The Character I wish I was

I started the Land’s End Fantasy Trilogy when I was dearly in need of escape. My mother was dying. I remember looking at her hospital bedroom wall, and thinking, ‘if I could walk through that wall into another world right now, I would.’ That’s how the first of the series, Rowena Through the Wall, came about. I started writing it in the hospital.

Rowena isn’t me. She is the ‘me I wish I was,’ at least at that difficult time. I wrote the character I wanted to be. She’s prettier than me, more generous than I am, and in the end, more courageous. I was dealing with the issue of courage at that time. Courage to face what was coming and what was inevitable. I wonder how many readers of that series would nod their heads, hearing me say that now?

The ‘Me’ my Mother Wanted Me to Be

Next I grabbed A Purse to Die For off my shelves, a book I co-wrote with Cynthia St-Pierre. This book is in a different genre – it’s amateur detective, or classic mystery. The second book in the series, A Killer Necklace, has just come out.

The protagonist is a fashion diva – a television personality from the Weather Network. She’s drop-dead pretty, and always put together.

I am not. Spending more than ten minutes on my long hair is an impossible chore for me. You won’t find high heels in my closet. I like clothes, but am not a slave to fashion.

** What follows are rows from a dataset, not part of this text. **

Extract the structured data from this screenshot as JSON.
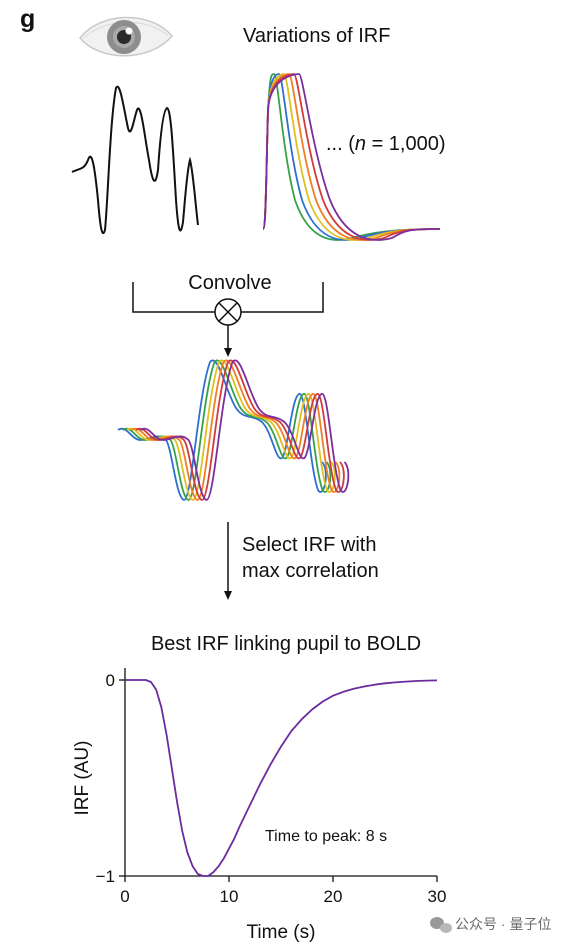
{
  "panel": {
    "letter": "g"
  },
  "top": {
    "irf_title": "Variations of IRF",
    "n_prefix": "... (",
    "n_italic": "n",
    "n_suffix": " = 1,000)",
    "icons": {
      "eye": "eye-icon"
    }
  },
  "convolve": {
    "label": "Convolve",
    "operator_icon": "circle-times-icon"
  },
  "select": {
    "line1": "Select IRF with",
    "line2": "max correlation"
  },
  "series_colors": [
    "#2e6fd0",
    "#35a24a",
    "#e0c020",
    "#ef7f22",
    "#d23b3b",
    "#7b2f9e"
  ],
  "chart_data": {
    "type": "line",
    "title": "Best IRF linking pupil to BOLD",
    "xlabel": "Time (s)",
    "ylabel": "IRF (AU)",
    "xlim": [
      0,
      30
    ],
    "ylim": [
      -1,
      0
    ],
    "xticks": [
      0,
      10,
      20,
      30
    ],
    "yticks": [
      0,
      -1
    ],
    "grid": false,
    "annotation": "Time to peak: 8 s",
    "line_color": "#6a2c9c",
    "series": [
      {
        "x": [
          0,
          1,
          2,
          2.5,
          3,
          3.5,
          4,
          4.5,
          5,
          5.5,
          6,
          6.5,
          7,
          7.5,
          8,
          8.5,
          9,
          9.5,
          10,
          10.5,
          11,
          12,
          13,
          14,
          15,
          16,
          17,
          18,
          19,
          20,
          21,
          22,
          23,
          24,
          25,
          26,
          27,
          28,
          29,
          30
        ],
        "y": [
          0,
          0,
          0,
          -0.01,
          -0.05,
          -0.14,
          -0.28,
          -0.45,
          -0.62,
          -0.77,
          -0.88,
          -0.95,
          -0.99,
          -1.0,
          -1.0,
          -0.98,
          -0.95,
          -0.91,
          -0.86,
          -0.81,
          -0.75,
          -0.64,
          -0.53,
          -0.43,
          -0.34,
          -0.26,
          -0.2,
          -0.15,
          -0.11,
          -0.08,
          -0.06,
          -0.045,
          -0.033,
          -0.024,
          -0.017,
          -0.012,
          -0.008,
          -0.005,
          -0.003,
          -0.002
        ]
      }
    ]
  },
  "watermark": {
    "icon": "wechat-icon",
    "text": "公众号 · 量子位"
  }
}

But my mother was. My mother was a fashion diva until the day she died. We’re pretty sure she was the longest subscriber to Vogue magazine, ever. Mom dressed me in designer clothes all my childhood. She was delighted when I did a little modeling as a young woman.

I never quite came up to her standard of fashionista though. “Put on some lipstick,” she would say.
“You look like a ghost!”

Looking at the series now, I can see that the main character is the ‘me my mother wanted me to be.’ It was, in a way, my tribute to her. Wish she could have been here when the first book was published.

The Closest I get to Me

So where am I in all my books? That’s easy.

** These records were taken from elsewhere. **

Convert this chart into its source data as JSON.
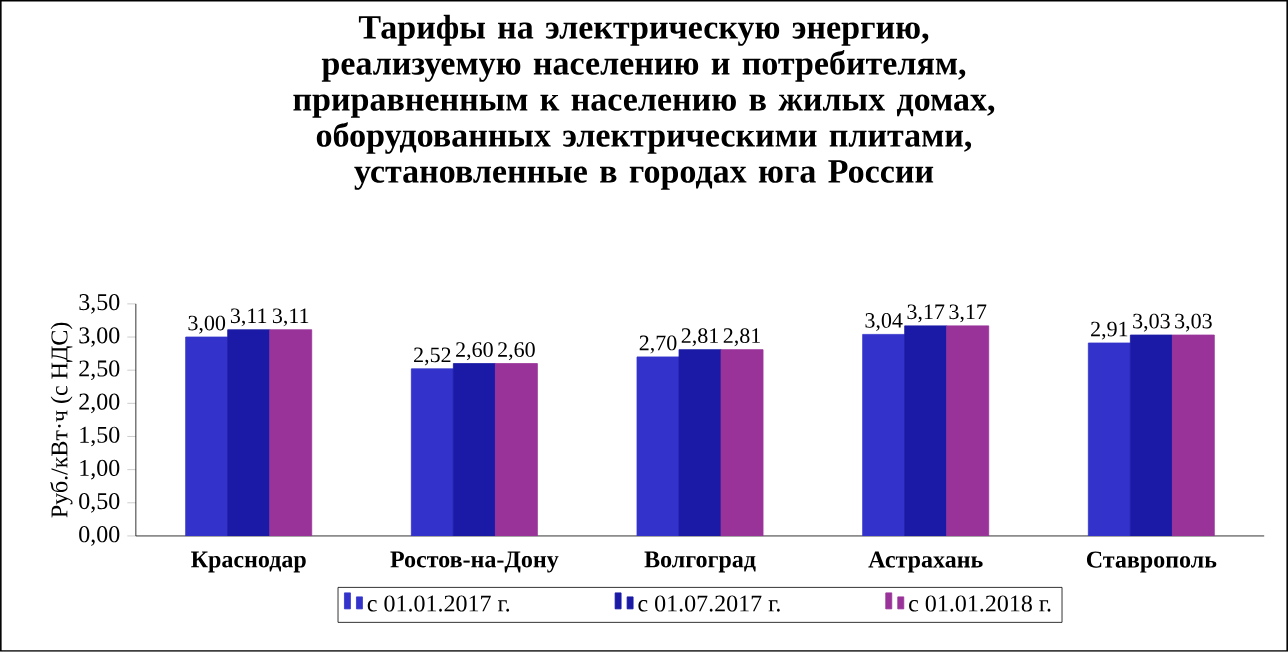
{
  "chart_data": {
    "type": "bar",
    "title": "Тарифы на электрическую энергию, реализуемую населению и потребителям, приравненным к населению в жилых домах, оборудованных электрическими плитами, установленные в городах юга России",
    "ylabel": "Руб./кВт·ч (с НДС)",
    "categories": [
      "Краснодар",
      "Ростов-на-Дону",
      "Волгоград",
      "Астрахань",
      "Ставрополь"
    ],
    "series": [
      {
        "name": "с 01.01.2017   г.",
        "color": "#3333cc",
        "values": [
          3.0,
          2.52,
          2.7,
          3.04,
          2.91
        ],
        "value_labels": [
          "3,00",
          "2,52",
          "2,70",
          "3,04",
          "2,91"
        ]
      },
      {
        "name": "с 01.07.2017   г.",
        "color": "#1a1aa6",
        "values": [
          3.11,
          2.6,
          2.81,
          3.17,
          3.03
        ],
        "value_labels": [
          "3,11",
          "2,60",
          "2,81",
          "3,17",
          "3,03"
        ]
      },
      {
        "name": "с 01.01.2018   г.",
        "color": "#993399",
        "values": [
          3.11,
          2.6,
          2.81,
          3.17,
          3.03
        ],
        "value_labels": [
          "3,11",
          "2,60",
          "2,81",
          "3,17",
          "3,03"
        ]
      }
    ],
    "ylim": [
      0,
      3.5
    ],
    "yticks": [
      {
        "value": 0,
        "label": "0,00"
      },
      {
        "value": 0.5,
        "label": "0,50"
      },
      {
        "value": 1,
        "label": "1,00"
      },
      {
        "value": 1.5,
        "label": "1,50"
      },
      {
        "value": 2,
        "label": "2,00"
      },
      {
        "value": 2.5,
        "label": "2,50"
      },
      {
        "value": 3,
        "label": "3,00"
      },
      {
        "value": 3.5,
        "label": "3,50"
      }
    ],
    "grid": false,
    "legend": "bottom"
  }
}
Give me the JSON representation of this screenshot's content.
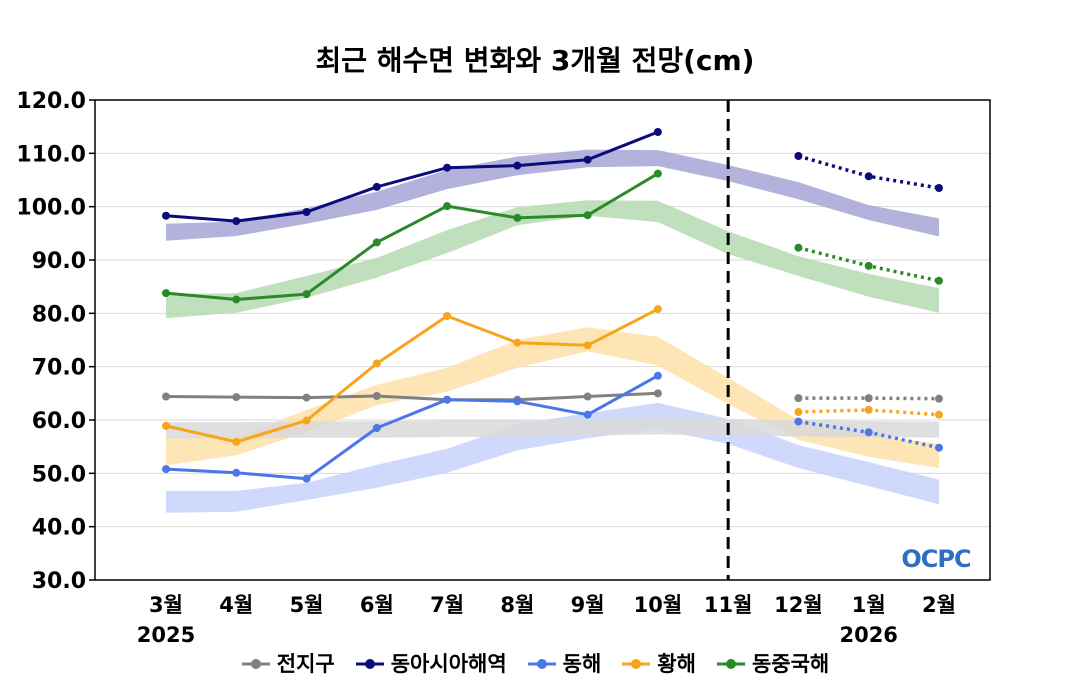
{
  "chart_data": {
    "type": "line",
    "title": "최근 해수면 변화와 3개월 전망(cm)",
    "categories": [
      "3월",
      "4월",
      "5월",
      "6월",
      "7월",
      "8월",
      "9월",
      "10월",
      "11월",
      "12월",
      "1월",
      "2월"
    ],
    "year_labels": [
      {
        "category": "3월",
        "label": "2025"
      },
      {
        "category": "1월",
        "label": "2026"
      }
    ],
    "ylim": [
      30,
      120
    ],
    "yticks": [
      "30.0",
      "40.0",
      "50.0",
      "60.0",
      "70.0",
      "80.0",
      "90.0",
      "100.0",
      "110.0",
      "120.0"
    ],
    "grid": true,
    "forecast_divider": "11월",
    "legend_position": "bottom",
    "series": [
      {
        "name": "전지구",
        "color": "#808080",
        "band_color": "#d9d9d9",
        "observed": [
          64.4,
          64.3,
          64.2,
          64.5,
          63.8,
          63.8,
          64.4,
          65.0,
          null,
          null,
          null,
          null
        ],
        "forecast": [
          null,
          null,
          null,
          null,
          null,
          null,
          null,
          null,
          null,
          64.1,
          64.1,
          64.0
        ],
        "range_low": [
          56.6,
          56.6,
          56.7,
          56.7,
          56.8,
          56.9,
          57.1,
          57.3,
          57.1,
          56.9,
          56.8,
          56.7
        ],
        "range_high": [
          59.6,
          59.6,
          59.7,
          59.8,
          59.9,
          60.0,
          60.2,
          60.4,
          60.2,
          60.0,
          59.8,
          59.7
        ]
      },
      {
        "name": "동아시아해역",
        "color": "#0b0b7a",
        "band_color": "#a4a4d6",
        "observed": [
          98.3,
          97.3,
          99.0,
          103.7,
          107.3,
          107.7,
          108.8,
          114.0,
          null,
          null,
          null,
          null
        ],
        "forecast": [
          null,
          null,
          null,
          null,
          null,
          null,
          null,
          null,
          null,
          109.5,
          105.7,
          103.5
        ],
        "range_low": [
          93.6,
          94.5,
          96.8,
          99.4,
          103.3,
          105.9,
          107.4,
          107.6,
          104.8,
          101.4,
          97.5,
          94.4
        ],
        "range_high": [
          96.8,
          97.2,
          99.7,
          102.8,
          106.9,
          109.4,
          110.7,
          110.6,
          107.8,
          104.6,
          100.3,
          97.8
        ]
      },
      {
        "name": "동해",
        "color": "#4a76e8",
        "band_color": "#c6d2fb",
        "observed": [
          50.8,
          50.1,
          49.0,
          58.5,
          63.8,
          63.5,
          61.0,
          68.3,
          null,
          null,
          null,
          null
        ],
        "forecast": [
          null,
          null,
          null,
          null,
          null,
          null,
          null,
          null,
          null,
          59.7,
          57.7,
          54.8
        ],
        "range_low": [
          42.6,
          42.8,
          45.0,
          47.3,
          50.1,
          54.3,
          56.6,
          58.3,
          55.5,
          51.0,
          47.6,
          44.2
        ],
        "range_high": [
          46.7,
          46.7,
          48.2,
          51.6,
          54.6,
          59.2,
          61.3,
          63.2,
          60.2,
          55.3,
          52.1,
          48.8
        ]
      },
      {
        "name": "황해",
        "color": "#f7a51b",
        "band_color": "#fde1a8",
        "observed": [
          58.9,
          55.9,
          59.9,
          70.6,
          79.5,
          74.5,
          74.0,
          80.8,
          null,
          null,
          null,
          null
        ],
        "forecast": [
          null,
          null,
          null,
          null,
          null,
          null,
          null,
          null,
          null,
          61.5,
          61.9,
          61.0
        ],
        "range_low": [
          51.5,
          53.4,
          57.7,
          62.8,
          65.3,
          69.8,
          72.9,
          70.2,
          63.0,
          56.3,
          53.1,
          51.0
        ],
        "range_high": [
          56.7,
          56.8,
          61.9,
          66.6,
          69.8,
          75.0,
          77.4,
          75.6,
          67.9,
          60.0,
          57.4,
          55.5
        ]
      },
      {
        "name": "동중국해",
        "color": "#2a8a2a",
        "band_color": "#b5dbb1",
        "observed": [
          83.8,
          82.6,
          83.6,
          93.3,
          100.1,
          97.9,
          98.4,
          106.2,
          null,
          null,
          null,
          null
        ],
        "forecast": [
          null,
          null,
          null,
          null,
          null,
          null,
          null,
          null,
          null,
          92.3,
          88.9,
          86.1
        ],
        "range_low": [
          79.1,
          80.1,
          82.9,
          86.7,
          91.3,
          96.5,
          98.3,
          97.1,
          91.1,
          87.0,
          83.1,
          80.1
        ],
        "range_high": [
          83.6,
          83.8,
          87.0,
          90.4,
          95.6,
          99.9,
          101.2,
          101.1,
          95.4,
          90.7,
          87.4,
          84.7
        ]
      }
    ]
  },
  "logo": {
    "text": "OCPC",
    "color": "#2f6fbf"
  }
}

I’m The Goddaughter. Sort of. In this wacky crime caper series, the protagonist is a mob goddaughter, who doesn’t want to be one.

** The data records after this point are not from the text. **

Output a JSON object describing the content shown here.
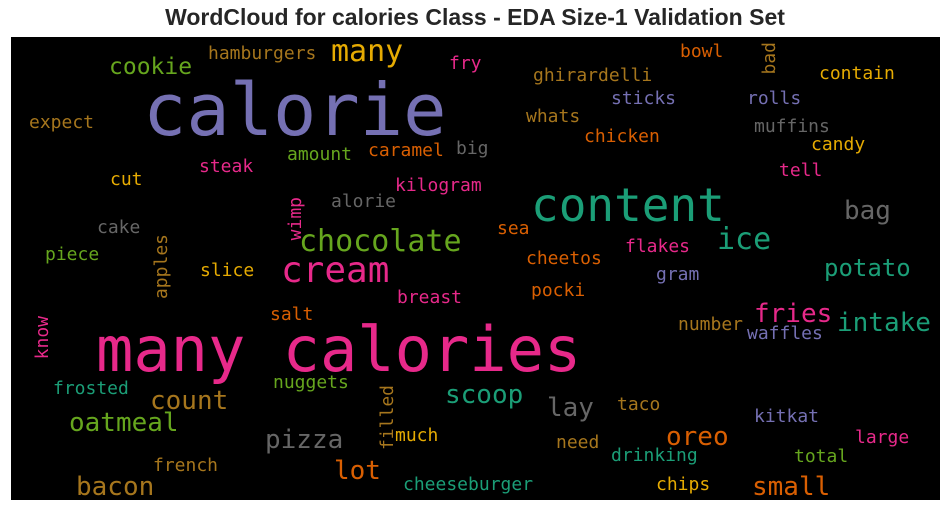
{
  "title": "WordCloud for calories Class - EDA Size-1 Validation Set",
  "colors": {
    "purple": "#7570b3",
    "pink": "#e7298a",
    "teal": "#1b9e77",
    "green": "#66a61e",
    "orange": "#d95f02",
    "gold": "#e6ab02",
    "brown": "#a6761d",
    "gray": "#666666"
  },
  "words": [
    {
      "text": "calorie",
      "color": "#7570b3"
    },
    {
      "text": "many calories",
      "color": "#e7298a"
    },
    {
      "text": "content",
      "color": "#1b9e77"
    },
    {
      "text": "cream",
      "color": "#e7298a"
    },
    {
      "text": "chocolate",
      "color": "#66a61e"
    },
    {
      "text": "many",
      "color": "#e6ab02"
    },
    {
      "text": "ice",
      "color": "#1b9e77"
    },
    {
      "text": "cookie",
      "color": "#66a61e"
    },
    {
      "text": "hamburgers",
      "color": "#a6761d"
    },
    {
      "text": "fry",
      "color": "#e7298a"
    },
    {
      "text": "bowl",
      "color": "#d95f02"
    },
    {
      "text": "bad",
      "color": "#a6761d"
    },
    {
      "text": "contain",
      "color": "#e6ab02"
    },
    {
      "text": "ghirardelli",
      "color": "#a6761d"
    },
    {
      "text": "sticks",
      "color": "#7570b3"
    },
    {
      "text": "rolls",
      "color": "#7570b3"
    },
    {
      "text": "expect",
      "color": "#a6761d"
    },
    {
      "text": "whats",
      "color": "#a6761d"
    },
    {
      "text": "muffins",
      "color": "#666666"
    },
    {
      "text": "chicken",
      "color": "#d95f02"
    },
    {
      "text": "candy",
      "color": "#e6ab02"
    },
    {
      "text": "amount",
      "color": "#66a61e"
    },
    {
      "text": "caramel",
      "color": "#d95f02"
    },
    {
      "text": "big",
      "color": "#666666"
    },
    {
      "text": "steak",
      "color": "#e7298a"
    },
    {
      "text": "tell",
      "color": "#e7298a"
    },
    {
      "text": "cut",
      "color": "#e6ab02"
    },
    {
      "text": "kilogram",
      "color": "#e7298a"
    },
    {
      "text": "wimp",
      "color": "#e7298a"
    },
    {
      "text": "alorie",
      "color": "#666666"
    },
    {
      "text": "bag",
      "color": "#666666"
    },
    {
      "text": "cake",
      "color": "#666666"
    },
    {
      "text": "sea",
      "color": "#d95f02"
    },
    {
      "text": "apples",
      "color": "#a6761d"
    },
    {
      "text": "piece",
      "color": "#66a61e"
    },
    {
      "text": "cheetos",
      "color": "#d95f02"
    },
    {
      "text": "flakes",
      "color": "#e7298a"
    },
    {
      "text": "potato",
      "color": "#1b9e77"
    },
    {
      "text": "slice",
      "color": "#e6ab02"
    },
    {
      "text": "gram",
      "color": "#7570b3"
    },
    {
      "text": "pocki",
      "color": "#d95f02"
    },
    {
      "text": "breast",
      "color": "#e7298a"
    },
    {
      "text": "fries",
      "color": "#e7298a"
    },
    {
      "text": "intake",
      "color": "#1b9e77"
    },
    {
      "text": "know",
      "color": "#e7298a"
    },
    {
      "text": "salt",
      "color": "#d95f02"
    },
    {
      "text": "number",
      "color": "#a6761d"
    },
    {
      "text": "waffles",
      "color": "#7570b3"
    },
    {
      "text": "frosted",
      "color": "#1b9e77"
    },
    {
      "text": "nuggets",
      "color": "#66a61e"
    },
    {
      "text": "filled",
      "color": "#a6761d"
    },
    {
      "text": "scoop",
      "color": "#1b9e77"
    },
    {
      "text": "count",
      "color": "#a6761d"
    },
    {
      "text": "lay",
      "color": "#666666"
    },
    {
      "text": "taco",
      "color": "#a6761d"
    },
    {
      "text": "oatmeal",
      "color": "#66a61e"
    },
    {
      "text": "kitkat",
      "color": "#7570b3"
    },
    {
      "text": "pizza",
      "color": "#666666"
    },
    {
      "text": "much",
      "color": "#e6ab02"
    },
    {
      "text": "oreo",
      "color": "#d95f02"
    },
    {
      "text": "large",
      "color": "#e7298a"
    },
    {
      "text": "need",
      "color": "#a6761d"
    },
    {
      "text": "lot",
      "color": "#d95f02"
    },
    {
      "text": "drinking",
      "color": "#1b9e77"
    },
    {
      "text": "french",
      "color": "#a6761d"
    },
    {
      "text": "total",
      "color": "#66a61e"
    },
    {
      "text": "bacon",
      "color": "#a6761d"
    },
    {
      "text": "small",
      "color": "#d95f02"
    },
    {
      "text": "cheeseburger",
      "color": "#1b9e77"
    },
    {
      "text": "chips",
      "color": "#e6ab02"
    }
  ]
}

I’m half Sicilian. I had a Sicilian godfather. I had to wait until certain people died in the family before I wrote this series.

In Gina Gallo, the ambivalence is there. ‘You’re supposed to love and support your family. But what if your family is this one?” Gina says this in every book of the series. Those words came directly from my mouth.

This book is meant to be laugh out loud funny. I let loose with my own wit, and shook off the inhibitions. Not that I’m very inhibited normally. But in The Goddaughter series, you get the real me peeking out. Not idealized. Not always upstanding. Sometimes just looking for a way out of a real mess, possibly of my own creation. But kind of fun to be with, I think.

So that brings us back to the beginning. One of the delightful things about being an author is allowing yourself to ‘become’ a character other than yourself, as you write. Fitting yourself into their skin, so to speak. As you write more, this becomes more fun, and more of a goal. I LOVE putting myself into the mind of a killer in a short story, if only for a little while. It’s a kick to ‘pretend’ to be someone else, by writing their story.

Let’s be honest: who needs drugs, if you’re an author? THIS is the ultimate escape.

Do you relish creating characters and living their lives through your fiction?